Much fanfare from the hacks as RBS reports a Q3 profit of £2 billion compared with a £1.3 billion loss same time last year, but a quick perusal of the numbers shows that all is not as rosy as they make out.
The top line shows £6.3 billion of revenues followed by £3.5 billion of operating costs, which sounds respectable until you realise that banks have a whole lot of impairment items that I would have called part of the operating costs of banking, but I am not an accountant.
First up is £700 million of net insurance claims - i.e. a loss making insurance business. Now I don't know much about accounting for insurance companies, but I would have thought that paying out on isurance claims was really a sort of operating cost for insurance companies - the flip side of receiving all that premium revenue, which I assume shows up in the £6.3 billion of revenues, but maybe not. Anyway, this gives RBS an operating profit of around £2 billion.
But hang on they then add in £900 million of impairment losses which brings their "core" Operating Profit (with a capital O and a capital P) down to £1.2 billion, and then they add in another £1 billion of "non-core" operating losses which brings their Group Operating Profit to a measly £200 million or so. A billion is still quite a big number, and to have a billion of losses seems pretty core to me when that amounts to 16% of your top line revenue.

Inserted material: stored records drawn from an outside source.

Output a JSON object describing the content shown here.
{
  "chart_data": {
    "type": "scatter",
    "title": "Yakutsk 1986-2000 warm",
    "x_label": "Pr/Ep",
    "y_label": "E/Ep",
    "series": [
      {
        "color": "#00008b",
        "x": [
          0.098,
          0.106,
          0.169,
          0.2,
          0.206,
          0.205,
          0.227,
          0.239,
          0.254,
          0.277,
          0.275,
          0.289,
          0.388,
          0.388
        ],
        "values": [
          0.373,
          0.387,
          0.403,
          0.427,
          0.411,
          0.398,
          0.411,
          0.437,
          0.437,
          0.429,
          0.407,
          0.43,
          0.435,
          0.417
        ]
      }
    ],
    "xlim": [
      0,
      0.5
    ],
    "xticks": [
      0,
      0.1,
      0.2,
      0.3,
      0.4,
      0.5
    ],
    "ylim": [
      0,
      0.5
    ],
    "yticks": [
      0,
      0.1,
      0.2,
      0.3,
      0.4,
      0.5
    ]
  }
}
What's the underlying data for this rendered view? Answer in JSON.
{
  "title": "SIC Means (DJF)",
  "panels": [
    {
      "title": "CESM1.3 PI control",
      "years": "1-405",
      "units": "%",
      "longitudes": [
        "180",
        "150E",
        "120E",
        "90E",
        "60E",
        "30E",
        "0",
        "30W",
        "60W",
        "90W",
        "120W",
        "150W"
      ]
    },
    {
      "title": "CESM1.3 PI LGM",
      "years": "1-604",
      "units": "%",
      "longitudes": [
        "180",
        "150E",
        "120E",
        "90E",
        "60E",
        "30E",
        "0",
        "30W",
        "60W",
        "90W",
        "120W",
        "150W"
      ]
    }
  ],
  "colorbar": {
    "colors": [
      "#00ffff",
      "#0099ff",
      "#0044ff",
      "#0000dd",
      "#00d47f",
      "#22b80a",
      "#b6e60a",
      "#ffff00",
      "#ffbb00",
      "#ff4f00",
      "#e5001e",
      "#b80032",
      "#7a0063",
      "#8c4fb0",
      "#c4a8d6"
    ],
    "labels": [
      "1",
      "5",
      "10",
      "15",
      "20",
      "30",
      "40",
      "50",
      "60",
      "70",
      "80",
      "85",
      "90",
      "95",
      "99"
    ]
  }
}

But it gets worse than that. For some reason that is not entirely clear, the directors of RBS have decided that impairments on sovereign assets are not the same as impairments on ordinary paper, so there is another £140 million of losses that aren't included in the Group Operating Profit, and then there is a payment of £60 million to the government for the Asset Protection Scheme. That sounds rather like an insurance premium to me, so I fail to see why that isn't included as a normal operating expense.
Oh and then we have another £418 million of "Other Item" losses. Have you ever noticed how the losses are always extraneous to the business, but the revenues are where the directors are focussing their attention? Perhaps if they paid more attention, the shareholders (tax payers) wouldn't have to pay for the £2.5 billion of non-core losses that popped up in the three months - about £42 million for each working day.
So at this point RBS is in a £350 million hole, so where does the magnificent £2.004 billion pre tax profit come from?
From our old friend "Fair value of own debt". In other words the credit standing of RBS relative to the rest of the market fell by so much in the quarter that the mark to market value in the hhands of the debtholders of the securities that the bank had already issued fell by £2.3 billion. By one of the most ungodly accounting wheezes know to man, RBS get to book that bit of bad fortune as profit. If that sounds like good news, then remember that the discount/gain will simply be reflected in future higher interest costs as the borrowings are repaid upto maturity than would have been incurred if the paper had not been marked to market. So understand this, nothing happened and nothing will change in the future with this debt, but because of changes in market rates, and without doing anything themselves, RBS get to show a £2.36 billion profit now and will record £2.36 billion more interest costs in later years.
That's right: 115% of RBS' Q3 profits have actually been made by bringing forward income from future periods and increasing future costs by the same amount.